The economic impact of a new hospital extends beyond the hospital itself. With its large workforce and ability to attract people from a wide area, a hospital can have a tremendous impact on the community in which it is located. It can spawn a variety of other businesses servicing the local population, from non-hospital medical services to cafes.

This increased economic activity not only injects life into an area and makes it more appealing, but it also creates even more jobs. A new hospital can also trigger new transport infrastructure, a further boost for the area.

The local property market

How does a new hospital impact on the local property market? Firstly, it could increase the demand for housing in the area, both from people who work at the hospital during or post construction, and from people who value living close to medical facilities.

New research has found that health infrastructure is a key driver of where Australians will choose to live, surpassing employment as the most essential consideration.

In a survey of more than 1,000 people by MWH Global, respondents were asked ‘Which of the following would improve the quality of your life if they were in closer proximity to you?’ The option ‘Better access to hospital/specialist medical care/24-hour medical care’ was chosen by 53 per cent of respondents.

The extra demand for housing triggered by a new hospital could put upward pressure on rents and property prices in the surrounding areas. And these areas should continue to experience the benefit of increased demand well into the future, fundamentally shifting the nature of the local market.

Any risks?

With the amount of people coming in and out of a hospital, there is a risk that increased road traffic could affect some properties in the immediate area. Previously quiet areas could suddenly experience more noise and congestion, devaluing properties.

Hospitals by their very nature can attract a certain degree of anti-social behaviour, which can spill out into local areas. This is especially true for hospitals in inner-city locations that report high incidents of drunkenness and violent conduct.

Could a new hospital encourage new housing developments that flood the market? While developers may be encouraged to build apartment complexes and other housing to cater to hospital staff, limited land supply often curtails the amount of development that is possible.

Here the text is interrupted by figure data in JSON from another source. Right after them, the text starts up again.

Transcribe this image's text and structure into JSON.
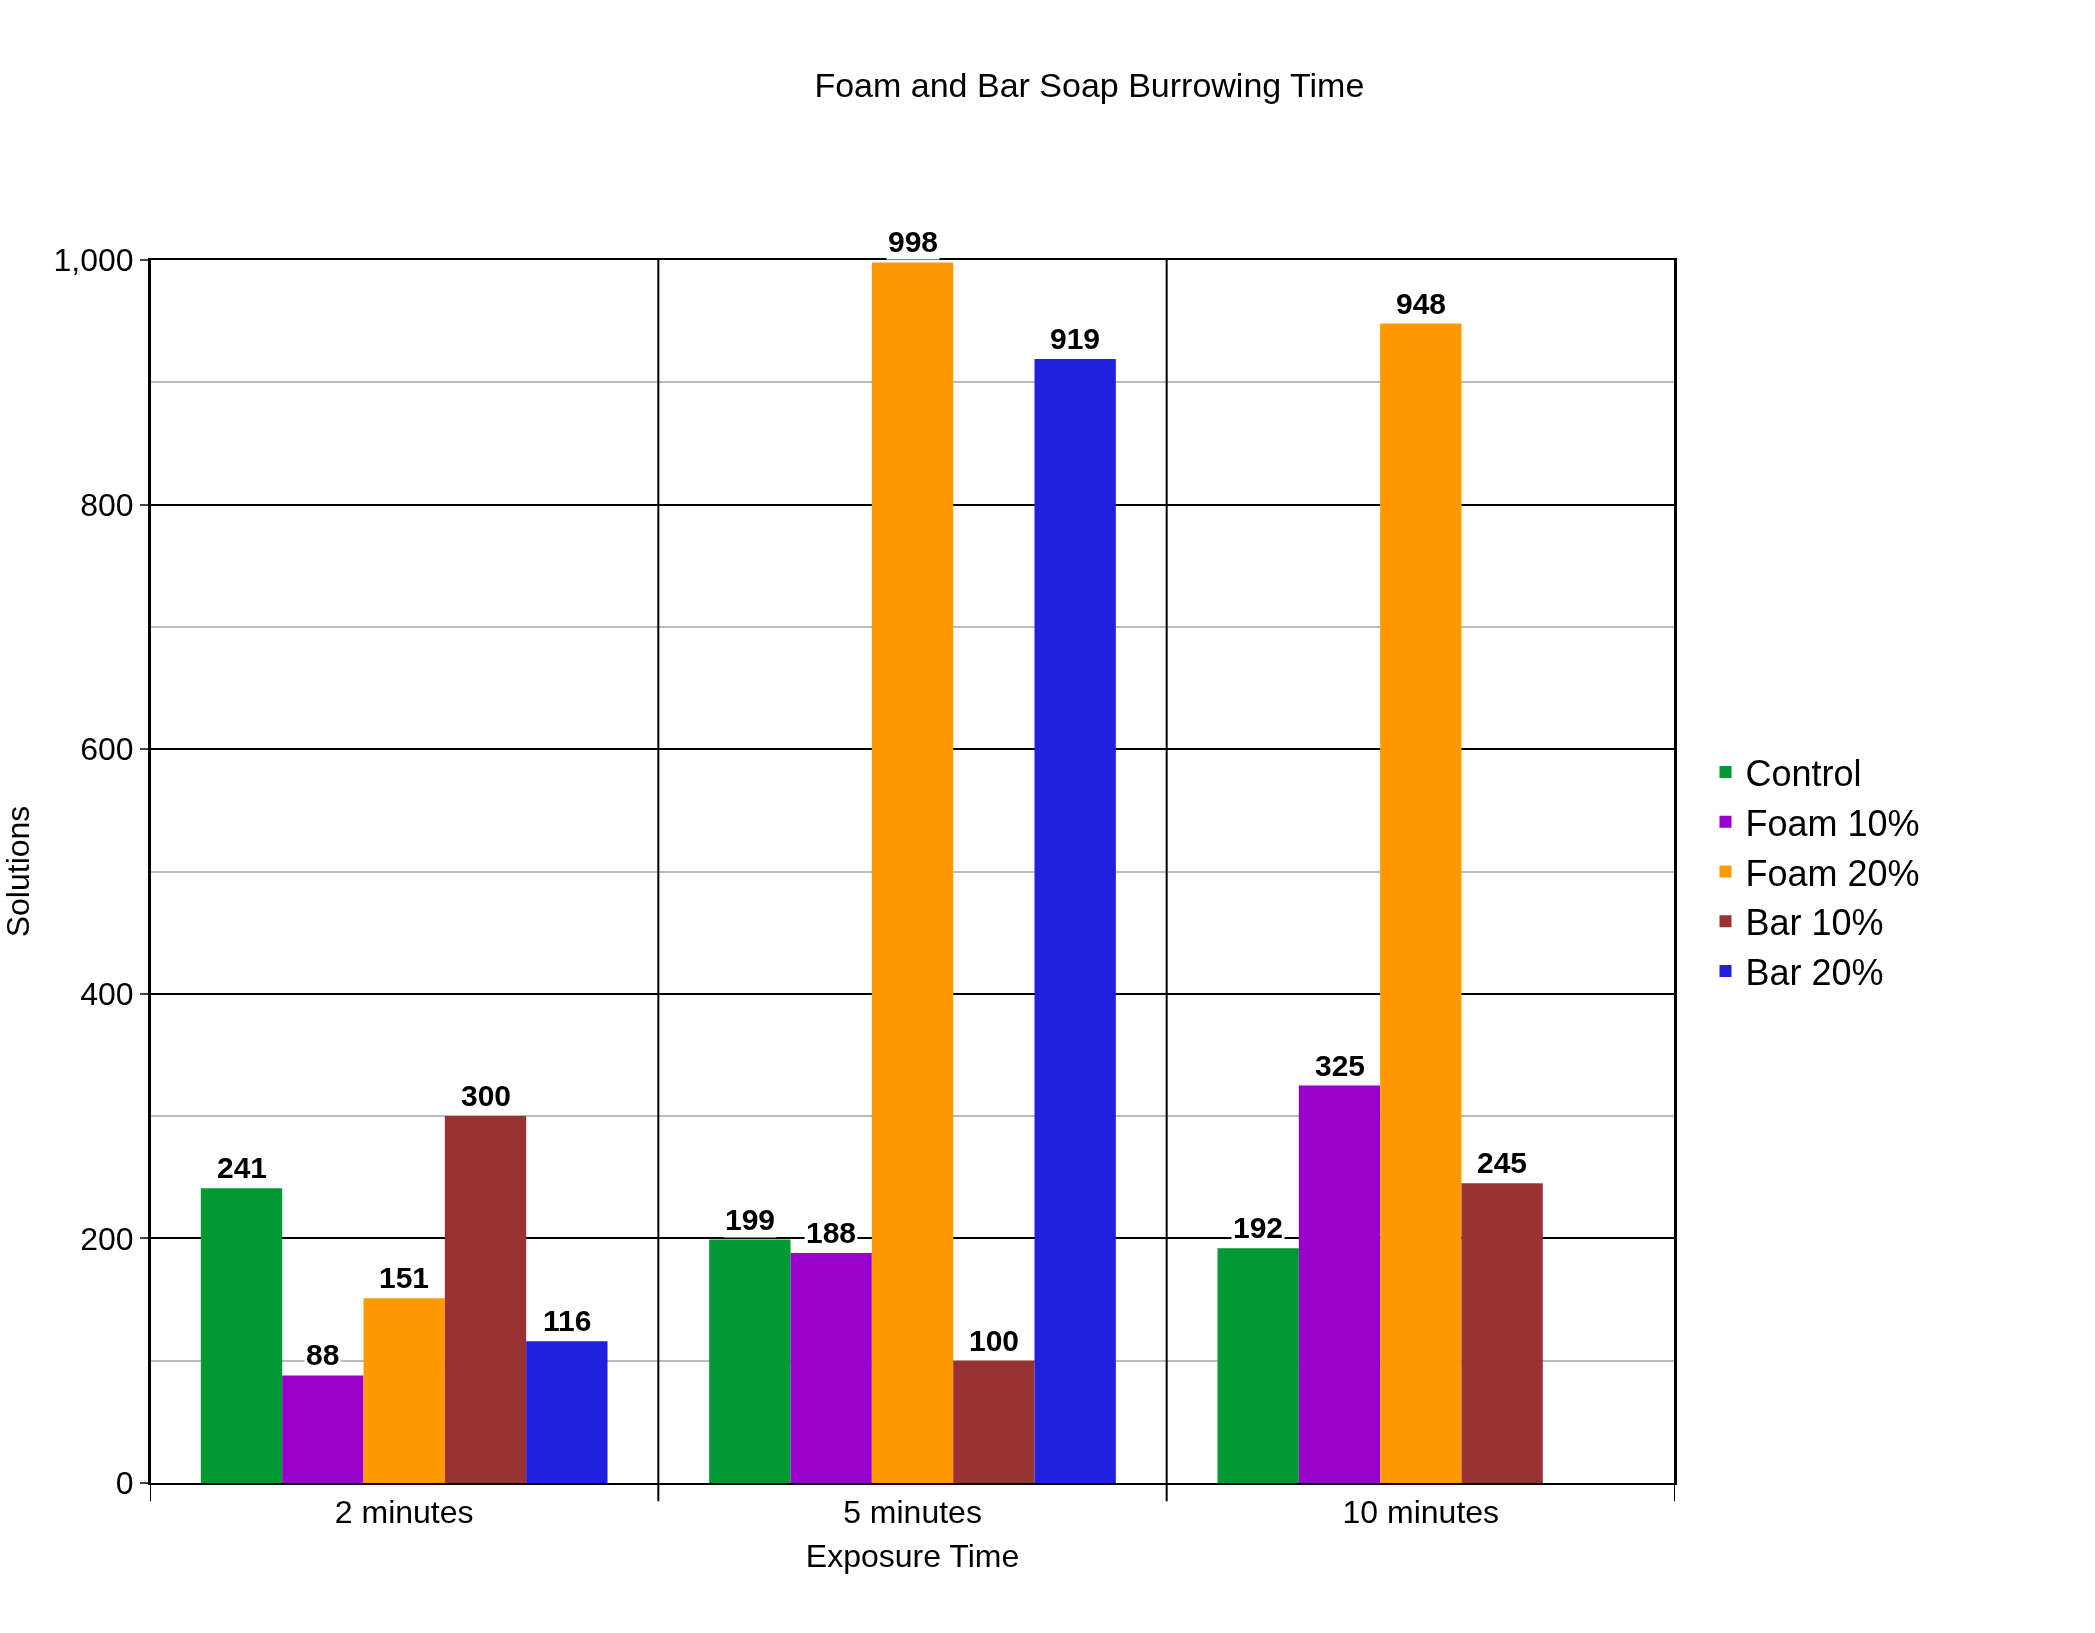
{
  "chart_data": {
    "type": "bar",
    "title": "Foam and Bar Soap Burrowing Time",
    "xlabel": "Exposure Time",
    "ylabel": "Solutions",
    "categories": [
      "2 minutes",
      "5 minutes",
      "10 minutes"
    ],
    "series": [
      {
        "name": "Control",
        "color": "#009933",
        "values": [
          241,
          199,
          192
        ]
      },
      {
        "name": "Foam 10%",
        "color": "#9900cc",
        "values": [
          88,
          188,
          325
        ]
      },
      {
        "name": "Foam 20%",
        "color": "#ff9900",
        "values": [
          151,
          998,
          948
        ]
      },
      {
        "name": "Bar 10%",
        "color": "#993333",
        "values": [
          300,
          100,
          245
        ]
      },
      {
        "name": "Bar 20%",
        "color": "#2020dd",
        "values": [
          116,
          919,
          null
        ]
      }
    ],
    "ylim": [
      0,
      1000
    ],
    "yticks": [
      0,
      200,
      400,
      600,
      800,
      {
        "value": 1000,
        "label": "1,000"
      }
    ],
    "grid": "y",
    "legend": "right",
    "data_labels": true
  }
}
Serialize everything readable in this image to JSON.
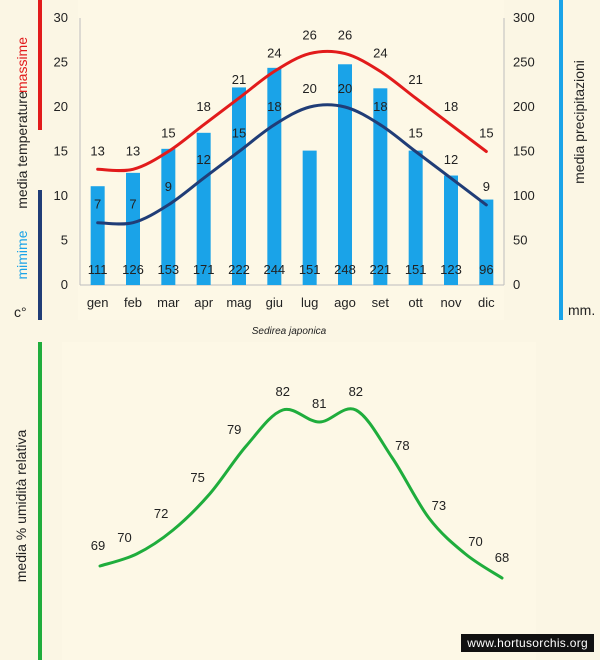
{
  "colors": {
    "max": "#e21b1b",
    "min": "#203d77",
    "precip": "#1aa3e8",
    "humidity": "#1fad3c",
    "axis_line": "#bdbdbd"
  },
  "chart_data": [
    {
      "type": "bar+line",
      "title": "Sedirea japonica",
      "categories": [
        "gen",
        "feb",
        "mar",
        "apr",
        "mag",
        "giu",
        "lug",
        "ago",
        "set",
        "ott",
        "nov",
        "dic"
      ],
      "left_axis": {
        "ylim": [
          0,
          30
        ],
        "ticks": [
          "0",
          "5",
          "10",
          "15",
          "20",
          "25",
          "30"
        ],
        "title_max": "massime",
        "title_mid": "media  temperature",
        "title_min": "mimime",
        "unit": "c°"
      },
      "right_axis": {
        "ylim": [
          0,
          300
        ],
        "ticks": [
          "0",
          "50",
          "100",
          "150",
          "200",
          "250",
          "300"
        ],
        "title": "media  precipitazioni",
        "unit": "mm."
      },
      "series": [
        {
          "name": "media precipitazioni",
          "kind": "bar",
          "axis": "right",
          "values": [
            111,
            126,
            153,
            171,
            222,
            244,
            151,
            248,
            221,
            151,
            123,
            96
          ]
        },
        {
          "name": "massime",
          "kind": "line",
          "axis": "left",
          "values": [
            13,
            13,
            15,
            18,
            21,
            24,
            26,
            26,
            24,
            21,
            18,
            15
          ]
        },
        {
          "name": "minime",
          "kind": "line",
          "axis": "left",
          "values": [
            7,
            7,
            9,
            12,
            15,
            18,
            20,
            20,
            18,
            15,
            12,
            9
          ]
        }
      ]
    },
    {
      "type": "line",
      "ylabel": "media % umidità relativa",
      "series": [
        {
          "name": "media % umidità relativa",
          "values": [
            69,
            70,
            72,
            75,
            79,
            82,
            81,
            82,
            78,
            73,
            70,
            68
          ]
        }
      ]
    }
  ],
  "watermark": "www.hortusorchis.org"
}
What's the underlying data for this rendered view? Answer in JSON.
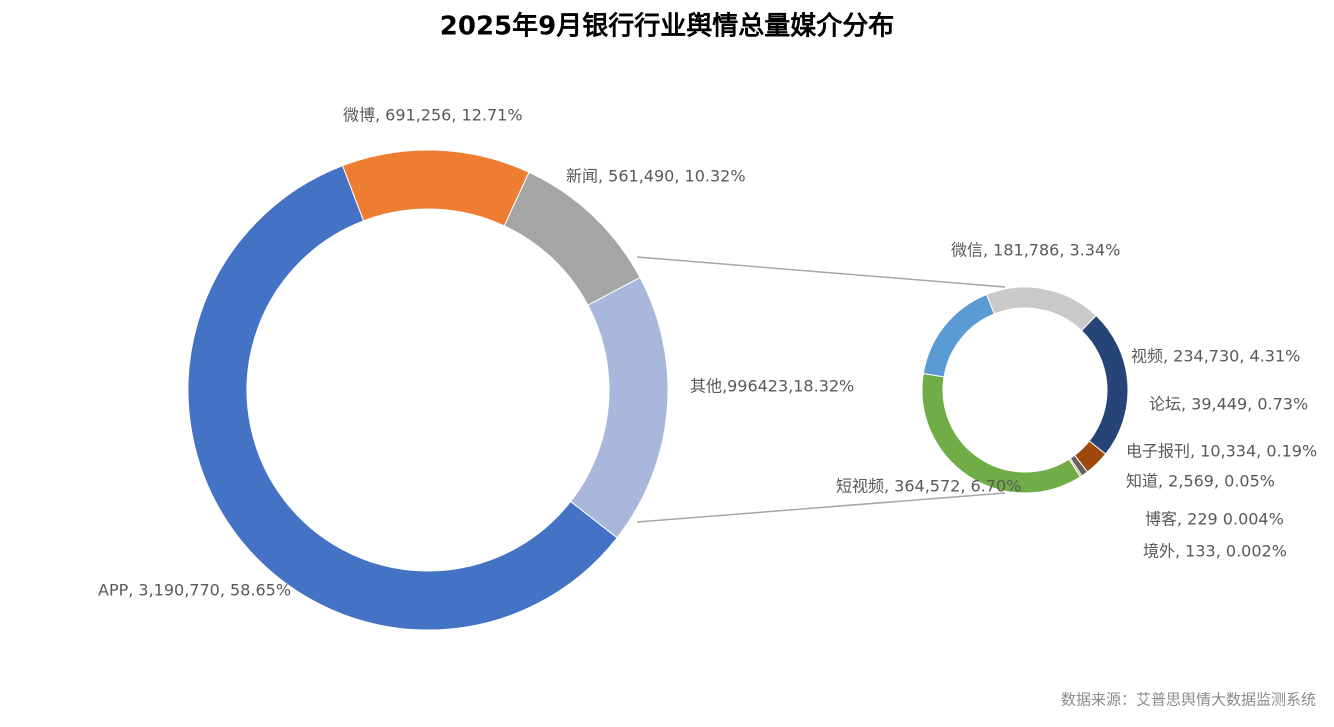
{
  "chart_data": [
    {
      "type": "donut",
      "title": "2025年9月银行行业舆情总量媒介分布",
      "source": "数据来源：艾普思舆情大数据监测系统",
      "categories": [
        "APP",
        "微博",
        "新闻",
        "其他"
      ],
      "values": [
        3190770,
        691256,
        561490,
        996423
      ],
      "value_labels": [
        "APP, 3,190,770, 58.65%",
        "微博, 691,256, 12.71%",
        "新闻, 561,490, 10.32%",
        "其他,996423,18.32%"
      ],
      "colors": [
        "#4472c4",
        "#ed7d31",
        "#a5a5a5",
        "#a9b7dc"
      ]
    },
    {
      "type": "donut",
      "categories": [
        "微信",
        "视频",
        "论坛",
        "电子报刊",
        "知道",
        "博客",
        "境外",
        "短视频",
        null
      ],
      "values": [
        181786,
        234730,
        39449,
        10334,
        2569,
        229,
        133,
        364572,
        162621
      ],
      "value_labels": [
        "微信, 181,786, 3.34%",
        "视频, 234,730, 4.31%",
        "论坛, 39,449, 0.73%",
        "电子报刊, 10,334, 0.19%",
        "知道, 2,569, 0.05%",
        "博客, 229 0.004%",
        "境外, 133, 0.002%",
        "短视频, 364,572, 6.70%",
        null
      ],
      "colors": [
        "#c9c9c9",
        "#264478",
        "#9e480e",
        "#636363",
        "#997300",
        "#5b9bd5",
        "#43682b",
        "#70ad47",
        "#5b9bd5"
      ]
    }
  ]
}
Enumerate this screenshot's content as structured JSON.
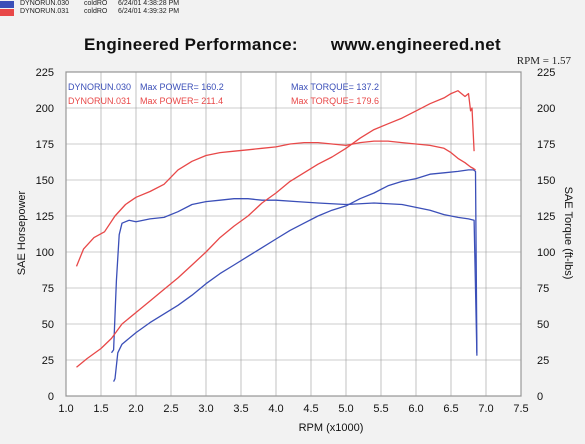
{
  "header": {
    "runs": [
      {
        "file": "DYNORUN.030",
        "cond": "coldRO",
        "date": "6/24/01 4:38:28 PM",
        "color": "#3b4fb8"
      },
      {
        "file": "DYNORUN.031",
        "cond": "coldRO",
        "date": "6/24/01 4:39:32 PM",
        "color": "#e84848"
      }
    ]
  },
  "title": {
    "left": "Engineered Performance:",
    "right": "www.engineered.net"
  },
  "rpm_readout": "RPM = 1.57",
  "legend": [
    {
      "run": "DYNORUN.030",
      "max_power": "Max POWER= 160.2",
      "max_torque": "Max TORQUE= 137.2",
      "color": "#3b4fb8"
    },
    {
      "run": "DYNORUN.031",
      "max_power": "Max POWER= 211.4",
      "max_torque": "Max TORQUE= 179.6",
      "color": "#e84848"
    }
  ],
  "chart_data": {
    "type": "line",
    "xlabel": "RPM (x1000)",
    "ylabel": "SAE Horsepower",
    "y2label": "SAE Torque (ft-lbs)",
    "xlim": [
      1.0,
      7.5
    ],
    "ylim": [
      0,
      225
    ],
    "y2lim": [
      0,
      225
    ],
    "xticks": [
      "1.0",
      "1.5",
      "2.0",
      "2.5",
      "3.0",
      "3.5",
      "4.0",
      "4.5",
      "5.0",
      "5.5",
      "6.0",
      "6.5",
      "7.0",
      "7.5"
    ],
    "yticks": [
      "0",
      "25",
      "50",
      "75",
      "100",
      "125",
      "150",
      "175",
      "200",
      "225"
    ],
    "grid": true,
    "series": [
      {
        "name": "DYNORUN.030",
        "quantity": "horsepower",
        "color": "#3b4fb8",
        "x": [
          1.68,
          1.7,
          1.74,
          1.8,
          2.0,
          2.2,
          2.4,
          2.6,
          2.8,
          3.0,
          3.2,
          3.4,
          3.6,
          3.8,
          4.0,
          4.2,
          4.4,
          4.6,
          4.8,
          5.0,
          5.2,
          5.4,
          5.6,
          5.8,
          6.0,
          6.2,
          6.4,
          6.6,
          6.75,
          6.82,
          6.85,
          6.87
        ],
        "y": [
          10,
          12,
          30,
          36,
          44,
          51,
          57,
          63,
          70,
          78,
          85,
          91,
          97,
          103,
          109,
          115,
          120,
          125,
          129,
          132,
          137,
          141,
          146,
          149,
          151,
          154,
          155,
          156,
          157,
          157,
          156,
          30
        ]
      },
      {
        "name": "DYNORUN.030",
        "quantity": "torque",
        "color": "#3b4fb8",
        "x": [
          1.65,
          1.68,
          1.72,
          1.76,
          1.8,
          1.9,
          2.0,
          2.2,
          2.4,
          2.6,
          2.8,
          3.0,
          3.2,
          3.4,
          3.6,
          3.8,
          4.0,
          4.3,
          4.6,
          5.0,
          5.4,
          5.8,
          6.0,
          6.2,
          6.4,
          6.6,
          6.75,
          6.83,
          6.87
        ],
        "y": [
          30,
          32,
          80,
          112,
          120,
          122,
          121,
          123,
          124,
          128,
          133,
          135,
          136,
          137,
          137,
          136,
          136,
          135,
          134,
          133,
          134,
          133,
          131,
          129,
          126,
          124,
          123,
          122,
          28
        ]
      },
      {
        "name": "DYNORUN.031",
        "quantity": "horsepower",
        "color": "#e84848",
        "x": [
          1.15,
          1.3,
          1.5,
          1.65,
          1.8,
          2.0,
          2.2,
          2.4,
          2.6,
          2.8,
          3.0,
          3.2,
          3.4,
          3.6,
          3.8,
          4.0,
          4.2,
          4.4,
          4.6,
          4.8,
          5.0,
          5.2,
          5.4,
          5.6,
          5.8,
          6.0,
          6.2,
          6.4,
          6.5,
          6.6,
          6.7,
          6.75,
          6.78,
          6.8,
          6.83
        ],
        "y": [
          20,
          26,
          33,
          40,
          50,
          58,
          66,
          74,
          82,
          91,
          100,
          110,
          118,
          125,
          134,
          141,
          149,
          155,
          161,
          166,
          172,
          179,
          185,
          189,
          193,
          198,
          203,
          207,
          210,
          212,
          208,
          210,
          198,
          200,
          170
        ]
      },
      {
        "name": "DYNORUN.031",
        "quantity": "torque",
        "color": "#e84848",
        "x": [
          1.15,
          1.25,
          1.4,
          1.55,
          1.7,
          1.85,
          2.0,
          2.2,
          2.4,
          2.6,
          2.8,
          3.0,
          3.2,
          3.4,
          3.6,
          3.8,
          4.0,
          4.2,
          4.4,
          4.6,
          4.8,
          5.0,
          5.2,
          5.4,
          5.6,
          5.8,
          6.0,
          6.2,
          6.4,
          6.5,
          6.6,
          6.7,
          6.78,
          6.82,
          6.85
        ],
        "y": [
          90,
          102,
          110,
          114,
          125,
          133,
          138,
          142,
          147,
          157,
          163,
          167,
          169,
          170,
          171,
          172,
          173,
          175,
          176,
          176,
          175,
          174,
          176,
          177,
          177,
          176,
          175,
          174,
          172,
          169,
          165,
          162,
          159,
          158,
          157
        ]
      }
    ]
  }
}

Is there a risk that a hospital closes down? Given the significant investment that goes into a new hospital and the vital services it provides, it’s unlikely that one would suddenly close down. But over many years, it’s possible that a hospital could scale back or move to another location. If this happened, there could be negative consequences for the local area.

Conclusion

A new hospital can certainly change the economic landscape of an area and therefore have a significant impact on the local property market. Buying close to the site of a future hospital can prove to be a wise investment, especially in the parts that will have good transport links, but the risks need to be carefully evaluated.